As for the latter, I have to say that if the opp to write about some inspirational stories came my way, I’d write it, and would be thrilled to finally get paid some real money to write.
The problem with writing is that there are few people who consume what is written. If books can be compared to goods meant to be consumed, then they are goods which needs intelligence for one to be able to consume them. This restricts the number of people who are able to buy and “consume” books. This is unlike things like soccer which can be consumed by less intelligent people thus making those who have a talent in soccer to have high pay because of producing goods that are highly consumed.
Thea Ramsay says
Hi, folks. I’m 52, totally blind, in a wheelchair and I don’t have family and friends for support. I’ve been led down the garden path by websites selling the Voice-over dream. I’ve done MLM’s. I started my life out in the charismatic realm as a tiny child, because my mom could not accept the facts: that I was blind and that was that.

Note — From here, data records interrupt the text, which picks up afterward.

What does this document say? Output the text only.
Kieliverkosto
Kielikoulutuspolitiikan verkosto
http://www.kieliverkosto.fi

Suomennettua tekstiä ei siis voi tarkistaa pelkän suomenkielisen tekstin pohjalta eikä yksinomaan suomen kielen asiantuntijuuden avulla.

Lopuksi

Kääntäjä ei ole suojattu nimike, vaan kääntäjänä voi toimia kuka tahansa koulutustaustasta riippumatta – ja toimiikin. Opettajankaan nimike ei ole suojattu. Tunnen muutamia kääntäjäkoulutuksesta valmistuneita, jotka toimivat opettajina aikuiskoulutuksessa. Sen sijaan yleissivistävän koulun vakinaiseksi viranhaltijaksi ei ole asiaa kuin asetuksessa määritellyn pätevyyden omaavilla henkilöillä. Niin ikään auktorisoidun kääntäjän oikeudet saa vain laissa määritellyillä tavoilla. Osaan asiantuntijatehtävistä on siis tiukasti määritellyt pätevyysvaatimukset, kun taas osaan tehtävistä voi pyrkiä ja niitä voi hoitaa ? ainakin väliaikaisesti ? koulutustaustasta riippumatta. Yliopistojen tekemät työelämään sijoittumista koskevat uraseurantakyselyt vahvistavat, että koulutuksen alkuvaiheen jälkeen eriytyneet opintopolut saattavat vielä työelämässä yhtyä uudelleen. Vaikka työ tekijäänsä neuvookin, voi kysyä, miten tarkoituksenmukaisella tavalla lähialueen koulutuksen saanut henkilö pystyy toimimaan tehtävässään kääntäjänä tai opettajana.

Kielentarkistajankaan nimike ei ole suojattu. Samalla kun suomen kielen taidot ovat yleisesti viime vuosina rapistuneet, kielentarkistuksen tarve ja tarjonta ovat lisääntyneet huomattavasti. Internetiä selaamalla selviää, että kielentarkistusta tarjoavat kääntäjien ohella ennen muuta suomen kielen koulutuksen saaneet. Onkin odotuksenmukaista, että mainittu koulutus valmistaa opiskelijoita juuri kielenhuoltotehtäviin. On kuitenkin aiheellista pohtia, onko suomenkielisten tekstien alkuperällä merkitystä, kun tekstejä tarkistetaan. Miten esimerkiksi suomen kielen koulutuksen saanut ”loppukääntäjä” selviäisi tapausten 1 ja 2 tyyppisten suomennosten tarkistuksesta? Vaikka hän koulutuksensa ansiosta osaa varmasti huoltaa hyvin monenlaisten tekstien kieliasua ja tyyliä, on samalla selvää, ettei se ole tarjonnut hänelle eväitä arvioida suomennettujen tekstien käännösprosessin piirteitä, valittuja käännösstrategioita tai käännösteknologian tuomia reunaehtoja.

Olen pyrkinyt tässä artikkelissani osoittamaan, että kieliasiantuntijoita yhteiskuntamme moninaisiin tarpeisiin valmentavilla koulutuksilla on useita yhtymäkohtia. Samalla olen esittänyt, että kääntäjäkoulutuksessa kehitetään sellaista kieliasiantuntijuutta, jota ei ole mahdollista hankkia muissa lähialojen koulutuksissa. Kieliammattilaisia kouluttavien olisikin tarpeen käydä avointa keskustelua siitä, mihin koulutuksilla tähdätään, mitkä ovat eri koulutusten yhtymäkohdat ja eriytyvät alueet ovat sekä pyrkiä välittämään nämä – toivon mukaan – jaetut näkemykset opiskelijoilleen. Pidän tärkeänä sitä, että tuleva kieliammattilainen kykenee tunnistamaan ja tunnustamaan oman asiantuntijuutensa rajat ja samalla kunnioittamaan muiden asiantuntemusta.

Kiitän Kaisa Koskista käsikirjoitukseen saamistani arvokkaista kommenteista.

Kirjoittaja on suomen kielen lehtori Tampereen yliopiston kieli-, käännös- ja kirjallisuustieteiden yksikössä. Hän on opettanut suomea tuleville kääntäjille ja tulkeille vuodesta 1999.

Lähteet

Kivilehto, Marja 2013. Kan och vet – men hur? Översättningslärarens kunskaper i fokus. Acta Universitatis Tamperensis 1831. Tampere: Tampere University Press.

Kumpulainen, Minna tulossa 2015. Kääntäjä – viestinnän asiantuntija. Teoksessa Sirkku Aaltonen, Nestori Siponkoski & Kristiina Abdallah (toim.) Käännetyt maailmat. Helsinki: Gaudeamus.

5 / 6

As a tiny child, I was told that God would make me see if only I believed. Who has more faith than a tiny child? Ask anyone, and particularly anyone with a real disability or illness that isn’t going to go away, and they will tell you, regardless of what it is you’re trying to do, wishing hard, and even working hard, aren’t a guarantee that you’ll get there.
In my 20’s, I went out into the work force with my skills, talents, and positive attitude about blindness, and what I could accomplish, just as I learned at the school for the blind. The one thing they forgot to tell me about is the person across from me. The person across from me who has the power to hire or not, doesn’t have my positive attitudes, and no matter what I say, or how well my resume looks, the door is firmly locked.
As to writing, I’m lucky and blessed that I can write. I’m in the process of self-publishing a fantasy novel. And I must say that after fifty years of being disabled, trying to get somewhere in a world whose doors are firmly locked, all my fantasy ideas are inside my book. Aging and hard knocks will introduce you to reality. Why not come back to this article in, say, ten years or fifteen, and see if you feel the poster is being negative. You may have a different point of view.
The first time I self-published in my 30’s, I had high hopes. Now, 20 years later, my health has deteriorated, and I write because that’s what I was put here to do, whether I entertain a few friends, or a few million.
Post a link and I’ll have my library order a copy, and I’ll write a review.
Jim Harper says
I am a 68 year businessperson who hopes to write I.e. finish a novel I began years ago. Will I be successful? Probably not. But will I continue to write? Yes, absolutely! As I build and weave my plots I get on a roll and it is just damned good fun as the pages and hours of effort roll by and everything falls into place. It’s fun to write but don’t take yourself too seriously. Bless you all!